The charity provides crucial transport services to children in Australia’s regions but struggled to stay airborne during COVID-19. Its fleet of light planes was grounded earlier this year when some funding sources dried up.
As a result of an earlier SBS story, an anonymous donor offered $250,000 which has helped to keep the service going.
“It costs 1.5 million dollars each year to run Little Wings. Although all of our pilots and drivers are volunteers, we could not have functioned without that support,” Ms Pearson said.
Volunteer pilot Tom Daniel donates several days each week to fly sick children to city hospitals, or take medical teams to towns in regional NSW.
“Bringing the doctors here to do a clinic really saves them a huge journey by car or even an overnight stay. Now we can do the whole trip in one day,” he said.
“I really hope this trial project expands, because we would like to help as many people as we can.”
Little Wings also receives financial support from Newcastle Permanent bank, for the new outreach service.
Professor Carapetis is advocating for an Aboriginal and Torres Strait Islander-led National Implementation Unit to coordinate rheumatic heart disease elimination efforts across Australia.
Without urgent action, he said 1,300 RHD sufferers like Dayannah may require heart surgery to replace damaged valves within the next decade.

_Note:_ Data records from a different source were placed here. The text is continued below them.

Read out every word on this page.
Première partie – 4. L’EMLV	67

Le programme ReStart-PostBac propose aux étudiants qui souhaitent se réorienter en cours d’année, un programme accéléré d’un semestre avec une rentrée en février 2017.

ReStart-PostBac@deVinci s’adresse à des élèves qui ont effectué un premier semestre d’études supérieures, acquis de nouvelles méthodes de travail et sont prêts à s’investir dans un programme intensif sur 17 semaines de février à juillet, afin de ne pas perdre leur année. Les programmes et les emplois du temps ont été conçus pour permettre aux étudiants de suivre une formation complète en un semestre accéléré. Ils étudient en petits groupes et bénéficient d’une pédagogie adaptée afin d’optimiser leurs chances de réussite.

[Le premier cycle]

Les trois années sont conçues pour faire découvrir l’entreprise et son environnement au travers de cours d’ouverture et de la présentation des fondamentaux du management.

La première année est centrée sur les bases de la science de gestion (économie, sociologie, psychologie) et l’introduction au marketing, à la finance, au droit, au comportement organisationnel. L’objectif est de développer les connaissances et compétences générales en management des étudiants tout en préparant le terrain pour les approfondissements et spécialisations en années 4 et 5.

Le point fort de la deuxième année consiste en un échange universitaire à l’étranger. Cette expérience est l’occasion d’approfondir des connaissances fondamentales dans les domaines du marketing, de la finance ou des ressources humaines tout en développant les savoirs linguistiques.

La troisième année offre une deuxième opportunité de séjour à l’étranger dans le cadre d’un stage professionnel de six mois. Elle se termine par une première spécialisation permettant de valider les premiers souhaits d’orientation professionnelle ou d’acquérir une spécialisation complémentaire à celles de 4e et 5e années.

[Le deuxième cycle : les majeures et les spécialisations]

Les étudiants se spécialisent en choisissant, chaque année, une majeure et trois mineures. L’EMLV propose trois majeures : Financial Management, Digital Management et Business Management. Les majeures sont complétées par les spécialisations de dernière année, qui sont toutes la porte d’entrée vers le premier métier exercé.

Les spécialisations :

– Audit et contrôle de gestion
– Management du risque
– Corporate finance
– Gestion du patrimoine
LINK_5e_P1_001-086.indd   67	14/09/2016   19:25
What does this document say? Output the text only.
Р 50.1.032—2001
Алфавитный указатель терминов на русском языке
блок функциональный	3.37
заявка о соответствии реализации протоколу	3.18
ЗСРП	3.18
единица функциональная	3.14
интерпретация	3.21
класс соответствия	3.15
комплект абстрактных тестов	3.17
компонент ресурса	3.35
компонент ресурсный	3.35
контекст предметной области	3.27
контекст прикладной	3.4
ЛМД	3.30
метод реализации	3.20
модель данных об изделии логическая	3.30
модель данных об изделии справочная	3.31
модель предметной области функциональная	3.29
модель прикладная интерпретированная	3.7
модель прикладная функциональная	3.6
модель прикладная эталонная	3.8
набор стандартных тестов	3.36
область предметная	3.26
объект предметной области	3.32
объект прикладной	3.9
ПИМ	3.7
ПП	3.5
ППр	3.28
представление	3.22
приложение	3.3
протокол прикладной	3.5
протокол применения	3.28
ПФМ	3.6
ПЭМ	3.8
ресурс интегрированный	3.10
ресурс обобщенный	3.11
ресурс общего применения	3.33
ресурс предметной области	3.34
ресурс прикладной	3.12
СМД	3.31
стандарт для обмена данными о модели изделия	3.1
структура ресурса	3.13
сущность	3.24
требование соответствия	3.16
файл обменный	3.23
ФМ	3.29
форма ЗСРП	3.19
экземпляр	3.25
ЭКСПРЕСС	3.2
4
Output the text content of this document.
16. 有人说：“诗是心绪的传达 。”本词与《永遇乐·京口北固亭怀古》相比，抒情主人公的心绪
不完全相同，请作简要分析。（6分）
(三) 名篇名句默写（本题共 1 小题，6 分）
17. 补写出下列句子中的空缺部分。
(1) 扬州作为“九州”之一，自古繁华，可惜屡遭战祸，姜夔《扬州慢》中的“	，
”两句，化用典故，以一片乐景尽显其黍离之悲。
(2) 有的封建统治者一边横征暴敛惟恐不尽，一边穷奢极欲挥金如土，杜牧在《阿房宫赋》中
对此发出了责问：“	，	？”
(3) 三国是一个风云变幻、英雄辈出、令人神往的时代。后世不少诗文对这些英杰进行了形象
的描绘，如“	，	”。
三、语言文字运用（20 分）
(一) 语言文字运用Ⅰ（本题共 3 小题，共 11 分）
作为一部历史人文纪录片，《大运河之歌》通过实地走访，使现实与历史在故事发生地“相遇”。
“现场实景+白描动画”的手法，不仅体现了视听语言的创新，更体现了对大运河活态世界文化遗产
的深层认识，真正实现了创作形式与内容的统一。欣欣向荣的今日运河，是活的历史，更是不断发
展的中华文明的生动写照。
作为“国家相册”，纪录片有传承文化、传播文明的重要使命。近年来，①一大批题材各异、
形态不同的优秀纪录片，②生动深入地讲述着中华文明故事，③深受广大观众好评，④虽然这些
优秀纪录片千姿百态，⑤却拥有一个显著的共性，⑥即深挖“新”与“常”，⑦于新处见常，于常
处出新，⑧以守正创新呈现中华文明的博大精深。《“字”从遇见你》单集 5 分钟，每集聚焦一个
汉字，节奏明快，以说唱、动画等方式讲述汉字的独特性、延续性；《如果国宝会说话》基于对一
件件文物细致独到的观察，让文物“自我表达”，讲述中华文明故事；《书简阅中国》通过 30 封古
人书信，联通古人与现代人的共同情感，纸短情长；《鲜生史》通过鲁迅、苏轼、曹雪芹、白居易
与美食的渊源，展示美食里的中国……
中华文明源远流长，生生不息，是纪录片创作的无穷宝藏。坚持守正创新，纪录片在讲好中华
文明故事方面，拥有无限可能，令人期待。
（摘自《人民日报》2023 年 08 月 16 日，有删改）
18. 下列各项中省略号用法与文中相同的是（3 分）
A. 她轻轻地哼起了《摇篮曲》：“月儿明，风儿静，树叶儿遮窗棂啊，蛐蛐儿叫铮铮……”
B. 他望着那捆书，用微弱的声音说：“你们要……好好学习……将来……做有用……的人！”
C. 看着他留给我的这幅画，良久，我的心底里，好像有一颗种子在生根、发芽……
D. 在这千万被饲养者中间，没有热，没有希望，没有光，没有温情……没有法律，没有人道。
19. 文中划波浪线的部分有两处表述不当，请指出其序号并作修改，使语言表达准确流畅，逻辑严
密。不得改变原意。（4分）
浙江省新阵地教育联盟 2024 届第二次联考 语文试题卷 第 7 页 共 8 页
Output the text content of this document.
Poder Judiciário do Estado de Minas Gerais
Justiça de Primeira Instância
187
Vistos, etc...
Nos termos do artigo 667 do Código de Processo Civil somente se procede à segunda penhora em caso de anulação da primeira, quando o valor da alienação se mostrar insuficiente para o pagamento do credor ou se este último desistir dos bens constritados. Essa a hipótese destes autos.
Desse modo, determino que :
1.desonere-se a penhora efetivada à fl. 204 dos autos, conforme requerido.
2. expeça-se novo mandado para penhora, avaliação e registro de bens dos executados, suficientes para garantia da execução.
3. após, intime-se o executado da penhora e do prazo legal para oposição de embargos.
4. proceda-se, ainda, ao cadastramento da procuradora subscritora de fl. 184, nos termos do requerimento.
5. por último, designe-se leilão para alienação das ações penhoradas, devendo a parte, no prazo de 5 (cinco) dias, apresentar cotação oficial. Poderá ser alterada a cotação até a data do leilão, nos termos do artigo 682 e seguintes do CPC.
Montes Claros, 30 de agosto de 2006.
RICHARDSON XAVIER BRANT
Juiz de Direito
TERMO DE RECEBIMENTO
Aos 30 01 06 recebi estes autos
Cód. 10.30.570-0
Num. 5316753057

Pregnant Indigenous women are also at risk. Pregnancy puts added strain on the heart and those with undiagnosed RHD may experience heart failure as the first symptom, he said.
“Eliminating RHD is a public health problem in this country. Australians with RHD won’t suddenly recover. We have to provide care for them.
“But our focus now is on stemming the tide of new cases, so that by 2031 no child born today should die of RHD.”
The world is watching the way Australia deals with RHD, he said.
“Those countries with populations at higher risk will take our guidance on how to deal with this disease.
“We are committed to being an end RHD community. We now have a recipe to do that. Then Australia has to reach out to our neighbours and say ‘let us help you with the problem in your country’.”